O recém-eleito Papa Leão cumprimenta a multidão da varanda central da Basílica de São Pedro (@Vatican Media)
O Papa também compartilhou outro aspecto de sua visão com o Colégio Cardinalício durante sua primeira celebração na Capela Sistina, no dia seguinte à sua eleição: “Desaparecer, para que Cristo permaneça”.
Trabalhando pela paz
Em 18 de maio, a liderança do primeiro Papa dos Estados Unidos começou oficialmente com a missa de inauguração de seu pontificado na Praça de São Pedro, diante de uma multidão de peregrinos e representantes de todo o mundo.
Desde o início, o Papa Leão tornou-se uma voz pela paz, renovando o apelo aos “grandes do mundo” da Loggia das Bênçãos durante seuprimeiro Regina Caeli(11 de maio): “Nunca mais a guerra”.
Ele conversou com o presidente russo, Vladimir Putin, e com o presidente ucraniano, Volodymyr Zelensky, com quem se reuniu três vezes, duas delas em Castel Gandolfo, onde o papa reviveu a tradição da residência de verão após doze anos, hospedando-se na Villa Barberini e abrindo o Palácio Apostólico como museu.
Além disso, o Papa Leão XIV ofereceu o Vaticano como local de mediação e negociação para acabar com a violência na Ucrânia e fortalecer os esforços diplomáticos — muitas vezes realizados “nos bastidores” — para todas as zonas de conflito.
Os jovens como protagonistas de 2025
O Papa Leão continuou o legado de seu predecessor ao canonizar dois jovens santos, Carlo Acutis e Pier Giorgio Frassati, em 7 de setembro.
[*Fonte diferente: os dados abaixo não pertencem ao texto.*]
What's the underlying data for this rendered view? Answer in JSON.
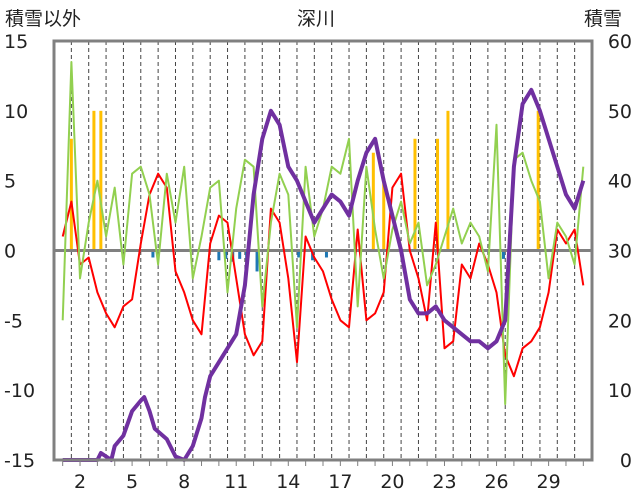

Originalmente, um estava previsto para o Jubileu da Juventude e o outro durante o Jubileu dos Adolescentes. No entanto, ambas as cerimônias foram adiadas após a morte do Papa Francisco.
Um dos momentos mais significativos desses primeiros oito meses com o Papa Leão foi o Jubileu dedicado aos jovens, de 28 de julho a 3 de agosto. Mais de um milhão de jovens de diferentes idades e origens lotaram Roma naquela semana, antes de se reunirem em Tor Vergata para a vigília e a missa com o Papa.
Turquia e Líbano
O Papa Leão fez sua primeira viagem apostólica internacional à Turquia e ao Líbano, de 27 de novembro a 2 de dezembro. A etapa turca foi planejada para o 1700º aniversário do Concílio de Nicéia. Durante essa visita, o Papa viajou para Ancara e depois para Istambul para se encontrar com o Patriarca de Constantinopla, Bartolomeu I. Lá, ele celebrou a cerimônia comemorativa em Iznik, atual Nicéia, às margens do lago onde ficam as ruínas da Basílica de São Neófito — local do concílio ecumênico.
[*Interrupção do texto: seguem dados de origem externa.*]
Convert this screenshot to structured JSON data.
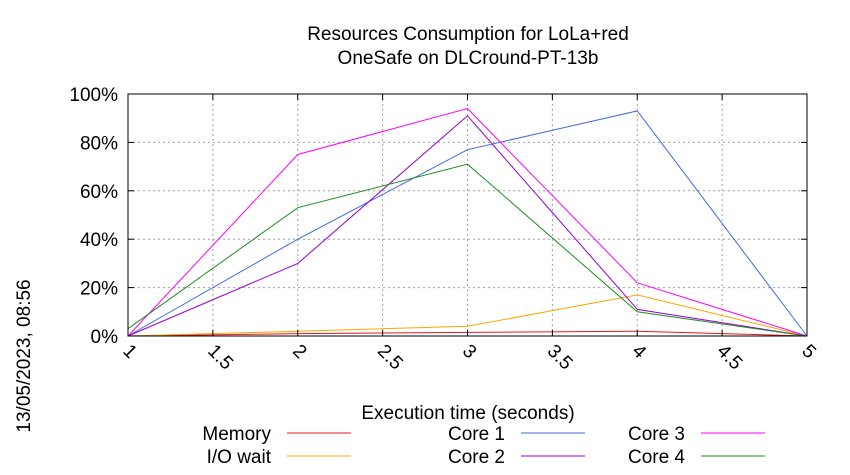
{
  "chart_data": {
    "type": "line",
    "title": [
      "Resources Consumption for LoLa+red",
      "OneSafe on DLCround-PT-13b"
    ],
    "xlabel": "Execution time (seconds)",
    "ylabel": "",
    "side_label": "13/05/2023, 08:56",
    "xlim": [
      1,
      5
    ],
    "ylim": [
      0,
      100
    ],
    "x_ticks": [
      "1",
      "1.5",
      "2",
      "2.5",
      "3",
      "3.5",
      "4",
      "4.5",
      "5"
    ],
    "y_ticks": [
      "0%",
      "20%",
      "40%",
      "60%",
      "80%",
      "100%"
    ],
    "grid": true,
    "legend_position": "bottom",
    "x": [
      1,
      2,
      3,
      4,
      5
    ],
    "series": [
      {
        "name": "Memory",
        "color": "#e41a1c",
        "values": [
          0,
          1,
          1.5,
          2,
          0
        ]
      },
      {
        "name": "I/O wait",
        "color": "#ffa500",
        "values": [
          0,
          2,
          4,
          17,
          0
        ]
      },
      {
        "name": "Core 1",
        "color": "#4169e1",
        "values": [
          0,
          40,
          77,
          93,
          0
        ]
      },
      {
        "name": "Core 2",
        "color": "#9400d3",
        "values": [
          0,
          30,
          91,
          11,
          0
        ]
      },
      {
        "name": "Core 3",
        "color": "#ff00ff",
        "values": [
          0,
          75,
          94,
          22,
          0
        ]
      },
      {
        "name": "Core 4",
        "color": "#228b22",
        "values": [
          3,
          53,
          71,
          10,
          0
        ]
      }
    ]
  }
}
O Papa faz sua primeira viagem apostólica internacional (@VATICAN MEDIA)
No Líbano, o Papa visitou o local da explosão do Porto de Beirute em 2020 e abraçou os sobreviventes e as famílias das vítimas. Ele também celebrou uma “mini Jornada Mundial da Juventude” em Bkerké com 15.000 jovens do país e de todo o Oriente Médio. O Papa conversou com patriarcas e representantes de igrejas cristãs e líderes de outras religiões com quem reza pela paz e exortou os líderes dos países em guerra a deporem as armas.
Olhando para 2026
Após um ano de eventos jubilares especiais e cerimônias especiais, o Ano Santo será encerrado em 6 de janeiro com o fechamento da Porta Santa da Basílica de São Pedro. As outras três basílicas papais já fecharam suas Portas Santas: Santa Maria Maggiore em 25 de dezembro, São João de Latrão em 27 de dezembro e São Paulo Fora dos Muros em 28 de dezembro.
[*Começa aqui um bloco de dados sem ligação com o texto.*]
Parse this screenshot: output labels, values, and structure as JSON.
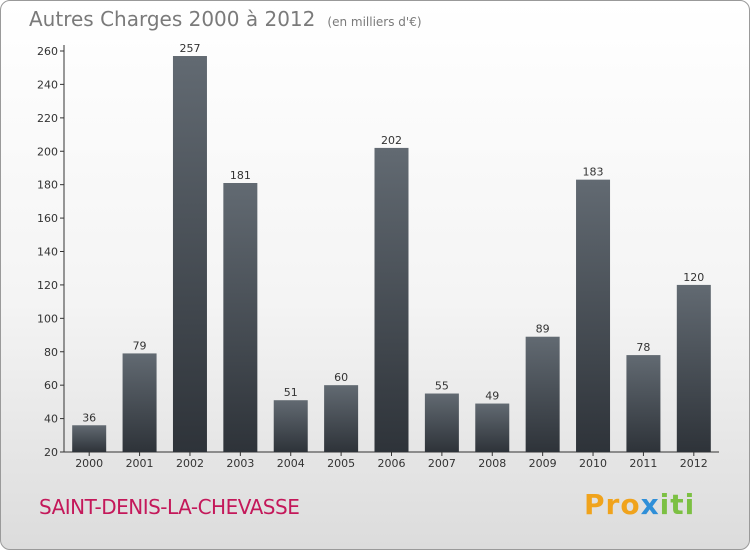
{
  "title": "Autres Charges 2000 à 2012",
  "unit": "(en milliers d'€)",
  "city": "SAINT-DENIS-LA-CHEVASSE",
  "logo": {
    "part1": "Pro",
    "part2": "x",
    "part3": "iti"
  },
  "colors": {
    "bar_top": "#626a72",
    "bar_bottom": "#2e3339",
    "city": "#c4185a"
  },
  "chart_data": {
    "type": "bar",
    "categories": [
      "2000",
      "2001",
      "2002",
      "2003",
      "2004",
      "2005",
      "2006",
      "2007",
      "2008",
      "2009",
      "2010",
      "2011",
      "2012"
    ],
    "values": [
      36,
      79,
      257,
      181,
      51,
      60,
      202,
      55,
      49,
      89,
      183,
      78,
      120
    ],
    "title": "Autres Charges 2000 à 2012",
    "ylim": [
      20,
      260
    ],
    "yticks": [
      20,
      40,
      60,
      80,
      100,
      120,
      140,
      160,
      180,
      200,
      220,
      240,
      260
    ],
    "grid": false,
    "data_labels": true
  }
}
O Consistório Extraordinário se reunirá nos dias 7 e 8 de janeiro de 2026. Cardeais de todo o mundo que puderem viajar virão a Roma para participar desses dois dias de reflexão e oração. O objetivo é oferecer “apoio e conselho” ao Papa Leão na governança da Igreja universal — orientada para a escuta, a sinodalidade e a unidade, superando toda polarização.